# Without context – Does this evidence show that \$ EQ_ {CFG} \$ is incorrect?

I was looking for evidence showing that $$EQ_ {CFG}$$ is co-Turing-recognizable. When I search for evidence, I can only find them on the following form:

Build an MT $$M$$ which recognizes the complement of $$EQ_ {CFG}$$, M =
"On the entrance ⟨G, H":

1. For each rope $$x in Sigma ^ *$$ in lexicographic order:
2. Test if x ∈ L (G) and if x L (H), using the algorithm of $$A_ {CFG}$$ .
3. If one of the tests accepts and the other rejects, accept; if not continue.
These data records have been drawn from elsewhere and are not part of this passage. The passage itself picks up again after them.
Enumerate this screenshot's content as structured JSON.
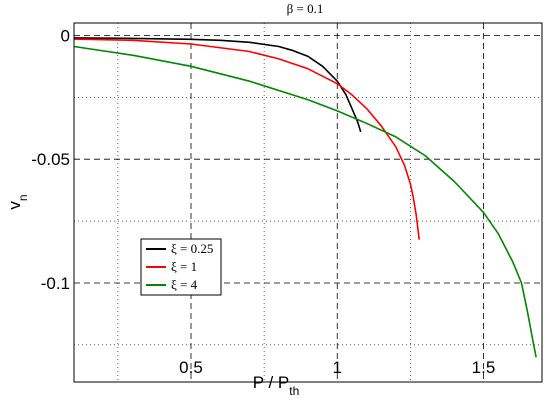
{
  "chart_data": {
    "type": "line",
    "title": "β = 0.1",
    "xlabel": {
      "main": "P / P",
      "sub": "th"
    },
    "ylabel": {
      "main": "v",
      "sub": "n"
    },
    "xlim": [
      0.1,
      1.7
    ],
    "ylim": [
      -0.14,
      0.005
    ],
    "x_ticks": [
      {
        "value": 0.5,
        "label": "0.5"
      },
      {
        "value": 1.0,
        "label": "1"
      },
      {
        "value": 1.5,
        "label": "1.5"
      }
    ],
    "y_ticks": [
      {
        "value": 0,
        "label": "0"
      },
      {
        "value": -0.05,
        "label": "-0.05"
      },
      {
        "value": -0.1,
        "label": "-0.1"
      }
    ],
    "grid": {
      "x_dashed": [
        0.5,
        1.0,
        1.5
      ],
      "x_dotted": [
        0.25,
        0.75,
        1.25
      ],
      "y_dashed": [
        0,
        -0.05,
        -0.1
      ],
      "y_dotted": [
        -0.025,
        -0.075,
        -0.125
      ]
    },
    "legend_position": "lower-left",
    "series": [
      {
        "name": "ξ = 0.25",
        "color": "#000000",
        "x": [
          0.1,
          0.3,
          0.5,
          0.6,
          0.7,
          0.8,
          0.85,
          0.9,
          0.95,
          1.0,
          1.03,
          1.05,
          1.07,
          1.08
        ],
        "y": [
          -0.001,
          -0.0012,
          -0.0016,
          -0.002,
          -0.0028,
          -0.0045,
          -0.0062,
          -0.0085,
          -0.0125,
          -0.0185,
          -0.024,
          -0.0295,
          -0.035,
          -0.039
        ]
      },
      {
        "name": "ξ = 1",
        "color": "#ff0000",
        "x": [
          0.1,
          0.3,
          0.5,
          0.7,
          0.8,
          0.9,
          1.0,
          1.05,
          1.1,
          1.15,
          1.2,
          1.23,
          1.25,
          1.26,
          1.27,
          1.28
        ],
        "y": [
          -0.0015,
          -0.002,
          -0.0035,
          -0.0065,
          -0.0095,
          -0.0135,
          -0.0195,
          -0.024,
          -0.0295,
          -0.0365,
          -0.045,
          -0.0525,
          -0.06,
          -0.0655,
          -0.0725,
          -0.0825
        ]
      },
      {
        "name": "ξ = 4",
        "color": "#008800",
        "x": [
          0.1,
          0.3,
          0.5,
          0.7,
          0.9,
          1.0,
          1.1,
          1.2,
          1.3,
          1.4,
          1.5,
          1.55,
          1.6,
          1.63,
          1.65,
          1.67,
          1.68
        ],
        "y": [
          -0.0045,
          -0.008,
          -0.0125,
          -0.0185,
          -0.026,
          -0.0305,
          -0.0355,
          -0.041,
          -0.0485,
          -0.059,
          -0.0715,
          -0.08,
          -0.0915,
          -0.1,
          -0.1115,
          -0.124,
          -0.13
        ]
      }
    ]
  }
}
(From: http://cobweb.cs.uga.edu/~potter/theory/6_reducibility.pdf)

This proof is not incorrect?

Say my language is $$Sigma = {a, b }$$ and that I have $$L (G_1) = {b }$$ and $$L (G_2) = {bb}$$. $$M$$ should accept $$langle G_1, G_2 rangle$$ since $$L (G_1) neq L (G_2)$$. But if we run $$M$$ with $$langle G_1, G_2 rangle$$ the TM will first generate $$x = a$$, which is not available in both languages, the machine returns to step 1 and then generates $$x = aa$$then $$x = aaa$$ and so on forever. The machine will never arrive at $$x = b$$. Therefore, the machine will loop over an entry that it should accept. So $$M$$ is not a Turing recognition tool.

Would the proof be correct if step 1 indicated "For each chain $$x in Sigma ^ *$$, controlled by the growing size and then lexicographic order: "This should generate strings in the following order: $$x = a$$, $$x = b$$, $$x = aa$$, $$x = ab$$, $$x = ba$$, $$x = bb$$, $$x = aaa$$etc. So in the case above $$M$$ would refuse when $$x = b$$.